144 countries had national data privacy laws as of January 2025, according to the International Association of Privacy Professionals (IAPP). Together those laws cover roughly 82% of the world’s population. Growth has been rapid: roughly 40 such laws existed in 2000, per privacy scholar Graham Greenleaf’s global tables. The remaining gaps are concentrated in parts of Africa, Central Asia, and the Pacific, and several of those countries have draft bills pending.
What is the strictest data privacy law?
The GDPR is widely considered the strictest data privacy law because it combines opt-in consent, extraterritorial reach, and penalties up to 4% of global annual revenue. China’s PIPL matches or exceeds it in specific areas — data localization, mandatory cross-border transfer assessments, and fines up to 5% of revenue. Among U.S. states, Maryland’s MODPA sets the tightest data-minimization standard.

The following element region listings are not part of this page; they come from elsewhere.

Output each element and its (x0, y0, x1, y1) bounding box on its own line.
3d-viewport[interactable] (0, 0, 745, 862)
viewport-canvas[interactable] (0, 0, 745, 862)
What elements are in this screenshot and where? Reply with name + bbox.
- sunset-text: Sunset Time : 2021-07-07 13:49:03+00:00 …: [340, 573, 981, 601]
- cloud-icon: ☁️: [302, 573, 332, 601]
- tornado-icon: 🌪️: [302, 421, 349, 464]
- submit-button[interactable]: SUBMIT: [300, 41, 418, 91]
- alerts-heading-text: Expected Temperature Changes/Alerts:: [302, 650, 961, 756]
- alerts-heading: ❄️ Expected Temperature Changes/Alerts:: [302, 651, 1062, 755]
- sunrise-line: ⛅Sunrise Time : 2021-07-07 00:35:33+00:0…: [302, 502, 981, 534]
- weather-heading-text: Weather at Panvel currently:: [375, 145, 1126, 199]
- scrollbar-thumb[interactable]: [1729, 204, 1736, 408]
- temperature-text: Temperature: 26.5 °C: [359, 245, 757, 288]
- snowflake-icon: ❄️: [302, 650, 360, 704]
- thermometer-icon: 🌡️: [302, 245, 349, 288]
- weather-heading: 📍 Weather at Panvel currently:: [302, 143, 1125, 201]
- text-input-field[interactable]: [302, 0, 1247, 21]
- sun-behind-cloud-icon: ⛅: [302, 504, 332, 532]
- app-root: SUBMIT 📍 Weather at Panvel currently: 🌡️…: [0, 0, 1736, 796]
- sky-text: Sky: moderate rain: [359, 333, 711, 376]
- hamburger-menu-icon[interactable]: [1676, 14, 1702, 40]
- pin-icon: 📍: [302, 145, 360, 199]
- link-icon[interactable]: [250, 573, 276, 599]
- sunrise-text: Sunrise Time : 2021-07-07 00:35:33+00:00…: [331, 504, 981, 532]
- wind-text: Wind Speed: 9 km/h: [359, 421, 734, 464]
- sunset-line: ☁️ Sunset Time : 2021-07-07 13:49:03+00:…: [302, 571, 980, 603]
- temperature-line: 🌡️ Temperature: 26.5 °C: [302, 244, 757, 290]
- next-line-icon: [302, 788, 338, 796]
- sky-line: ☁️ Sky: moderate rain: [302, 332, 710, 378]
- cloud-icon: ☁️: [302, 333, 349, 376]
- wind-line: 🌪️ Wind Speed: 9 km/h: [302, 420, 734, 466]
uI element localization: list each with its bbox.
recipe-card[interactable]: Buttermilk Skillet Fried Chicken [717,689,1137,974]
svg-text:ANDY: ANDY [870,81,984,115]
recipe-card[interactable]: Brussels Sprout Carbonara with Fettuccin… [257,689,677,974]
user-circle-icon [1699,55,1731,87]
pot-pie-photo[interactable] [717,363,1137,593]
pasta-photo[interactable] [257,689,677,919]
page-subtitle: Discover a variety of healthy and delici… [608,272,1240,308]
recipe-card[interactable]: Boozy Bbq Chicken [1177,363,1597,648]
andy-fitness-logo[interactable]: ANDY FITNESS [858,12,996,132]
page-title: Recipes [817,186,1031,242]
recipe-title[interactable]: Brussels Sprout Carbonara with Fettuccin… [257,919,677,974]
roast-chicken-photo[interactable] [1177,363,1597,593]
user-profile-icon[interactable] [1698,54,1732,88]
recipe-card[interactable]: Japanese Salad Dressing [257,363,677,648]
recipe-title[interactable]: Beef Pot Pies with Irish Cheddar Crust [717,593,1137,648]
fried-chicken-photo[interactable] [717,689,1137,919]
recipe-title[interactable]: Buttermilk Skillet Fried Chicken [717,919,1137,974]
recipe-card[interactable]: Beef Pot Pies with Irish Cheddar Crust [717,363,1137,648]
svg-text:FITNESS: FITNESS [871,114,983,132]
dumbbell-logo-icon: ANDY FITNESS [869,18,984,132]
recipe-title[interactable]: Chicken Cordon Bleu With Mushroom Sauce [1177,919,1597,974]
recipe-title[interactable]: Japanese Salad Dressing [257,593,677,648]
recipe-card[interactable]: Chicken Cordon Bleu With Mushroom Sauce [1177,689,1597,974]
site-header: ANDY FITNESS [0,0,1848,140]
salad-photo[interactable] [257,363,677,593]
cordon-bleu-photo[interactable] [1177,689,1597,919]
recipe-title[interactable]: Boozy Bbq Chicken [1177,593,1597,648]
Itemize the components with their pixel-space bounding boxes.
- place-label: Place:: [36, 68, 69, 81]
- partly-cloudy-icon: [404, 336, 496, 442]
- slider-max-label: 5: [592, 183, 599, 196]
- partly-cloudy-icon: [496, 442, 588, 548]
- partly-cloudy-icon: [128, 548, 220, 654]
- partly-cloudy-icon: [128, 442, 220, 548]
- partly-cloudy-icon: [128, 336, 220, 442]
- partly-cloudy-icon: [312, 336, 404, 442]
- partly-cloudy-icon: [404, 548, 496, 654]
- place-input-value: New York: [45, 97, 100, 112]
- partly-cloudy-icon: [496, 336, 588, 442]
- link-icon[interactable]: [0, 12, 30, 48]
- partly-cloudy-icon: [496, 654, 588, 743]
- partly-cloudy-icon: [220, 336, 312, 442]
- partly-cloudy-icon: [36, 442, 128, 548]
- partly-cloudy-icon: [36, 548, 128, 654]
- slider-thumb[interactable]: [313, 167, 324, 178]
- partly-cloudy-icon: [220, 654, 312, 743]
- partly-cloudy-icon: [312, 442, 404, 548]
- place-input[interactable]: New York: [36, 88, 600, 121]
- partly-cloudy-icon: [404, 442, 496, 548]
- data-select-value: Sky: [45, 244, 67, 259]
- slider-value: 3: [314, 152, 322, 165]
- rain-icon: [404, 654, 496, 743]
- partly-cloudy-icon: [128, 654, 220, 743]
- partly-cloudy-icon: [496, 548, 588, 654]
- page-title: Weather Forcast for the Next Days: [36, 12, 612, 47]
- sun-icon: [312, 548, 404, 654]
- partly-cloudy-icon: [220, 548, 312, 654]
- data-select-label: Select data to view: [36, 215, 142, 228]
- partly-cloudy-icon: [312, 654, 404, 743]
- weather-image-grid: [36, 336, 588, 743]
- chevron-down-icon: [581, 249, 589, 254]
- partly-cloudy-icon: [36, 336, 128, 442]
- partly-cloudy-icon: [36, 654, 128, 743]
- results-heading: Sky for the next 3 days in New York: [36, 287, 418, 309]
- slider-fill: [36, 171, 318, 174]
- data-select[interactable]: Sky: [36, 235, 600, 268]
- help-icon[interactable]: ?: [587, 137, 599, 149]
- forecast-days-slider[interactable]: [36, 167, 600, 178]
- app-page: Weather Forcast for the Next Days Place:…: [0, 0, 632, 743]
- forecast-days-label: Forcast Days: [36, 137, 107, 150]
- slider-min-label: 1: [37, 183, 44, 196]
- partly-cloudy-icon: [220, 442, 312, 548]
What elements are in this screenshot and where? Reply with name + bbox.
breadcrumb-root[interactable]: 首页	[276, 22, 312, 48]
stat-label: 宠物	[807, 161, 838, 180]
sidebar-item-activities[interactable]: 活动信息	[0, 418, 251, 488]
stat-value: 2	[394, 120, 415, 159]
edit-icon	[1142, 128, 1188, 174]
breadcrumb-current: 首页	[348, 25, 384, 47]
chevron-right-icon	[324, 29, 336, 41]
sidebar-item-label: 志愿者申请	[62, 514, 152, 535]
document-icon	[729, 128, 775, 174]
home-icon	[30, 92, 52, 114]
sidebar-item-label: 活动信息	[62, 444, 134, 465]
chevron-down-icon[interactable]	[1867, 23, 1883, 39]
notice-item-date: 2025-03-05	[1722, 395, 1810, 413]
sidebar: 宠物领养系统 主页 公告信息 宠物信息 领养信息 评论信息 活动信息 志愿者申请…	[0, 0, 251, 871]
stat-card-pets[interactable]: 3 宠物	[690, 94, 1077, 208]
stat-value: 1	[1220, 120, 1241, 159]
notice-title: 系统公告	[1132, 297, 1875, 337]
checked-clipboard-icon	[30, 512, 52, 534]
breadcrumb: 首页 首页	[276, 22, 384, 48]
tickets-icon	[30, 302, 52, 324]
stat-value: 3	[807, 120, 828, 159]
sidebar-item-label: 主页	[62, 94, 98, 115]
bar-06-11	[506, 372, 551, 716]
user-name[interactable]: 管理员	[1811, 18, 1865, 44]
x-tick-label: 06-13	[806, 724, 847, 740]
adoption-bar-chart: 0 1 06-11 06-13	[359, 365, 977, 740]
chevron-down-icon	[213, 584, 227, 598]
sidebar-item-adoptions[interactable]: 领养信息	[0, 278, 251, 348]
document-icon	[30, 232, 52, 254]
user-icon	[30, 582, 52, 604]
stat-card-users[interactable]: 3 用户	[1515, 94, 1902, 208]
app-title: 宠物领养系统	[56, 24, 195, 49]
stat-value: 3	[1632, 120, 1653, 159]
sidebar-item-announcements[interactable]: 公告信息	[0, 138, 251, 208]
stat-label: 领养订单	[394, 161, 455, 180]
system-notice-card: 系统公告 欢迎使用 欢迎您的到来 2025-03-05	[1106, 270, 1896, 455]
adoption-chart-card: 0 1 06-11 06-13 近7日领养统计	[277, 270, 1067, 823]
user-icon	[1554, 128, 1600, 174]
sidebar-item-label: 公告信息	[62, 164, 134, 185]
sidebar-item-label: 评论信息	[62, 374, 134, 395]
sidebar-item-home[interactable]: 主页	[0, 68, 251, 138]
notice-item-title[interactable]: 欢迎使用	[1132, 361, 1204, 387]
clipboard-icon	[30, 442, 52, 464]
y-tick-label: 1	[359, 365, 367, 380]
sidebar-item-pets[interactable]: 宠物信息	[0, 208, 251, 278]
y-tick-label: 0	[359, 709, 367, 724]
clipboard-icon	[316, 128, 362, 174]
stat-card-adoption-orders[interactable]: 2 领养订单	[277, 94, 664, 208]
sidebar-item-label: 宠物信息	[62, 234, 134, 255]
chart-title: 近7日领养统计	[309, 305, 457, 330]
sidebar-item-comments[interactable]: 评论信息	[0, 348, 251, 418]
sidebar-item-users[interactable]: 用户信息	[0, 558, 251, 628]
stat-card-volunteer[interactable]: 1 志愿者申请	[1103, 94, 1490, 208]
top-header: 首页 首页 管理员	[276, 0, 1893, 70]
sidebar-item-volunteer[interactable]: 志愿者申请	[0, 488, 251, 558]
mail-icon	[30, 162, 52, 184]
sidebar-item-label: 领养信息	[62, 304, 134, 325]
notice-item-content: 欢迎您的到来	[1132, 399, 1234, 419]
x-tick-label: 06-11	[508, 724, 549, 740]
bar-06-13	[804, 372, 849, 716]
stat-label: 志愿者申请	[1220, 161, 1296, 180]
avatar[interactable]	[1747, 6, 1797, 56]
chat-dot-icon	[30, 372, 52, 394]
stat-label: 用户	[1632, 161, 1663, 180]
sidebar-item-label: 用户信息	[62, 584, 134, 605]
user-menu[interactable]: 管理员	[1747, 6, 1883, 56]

Do U.S. states have their own privacy laws?
Yes — 20 U.S. states have comprehensive consumer privacy laws in effect as of July 2026, because no federal equivalent exists. California started the wave with the CCPA in 2020 and remains the only state with a dedicated privacy regulator and coverage of employee and B2B data. The other 19 follow a broadly similar model: rights to access, correct, delete, and opt out of sale, targeted advertising, and profiling.
This page is an educational reference, not legal advice — consult qualified counsel for compliance decisions.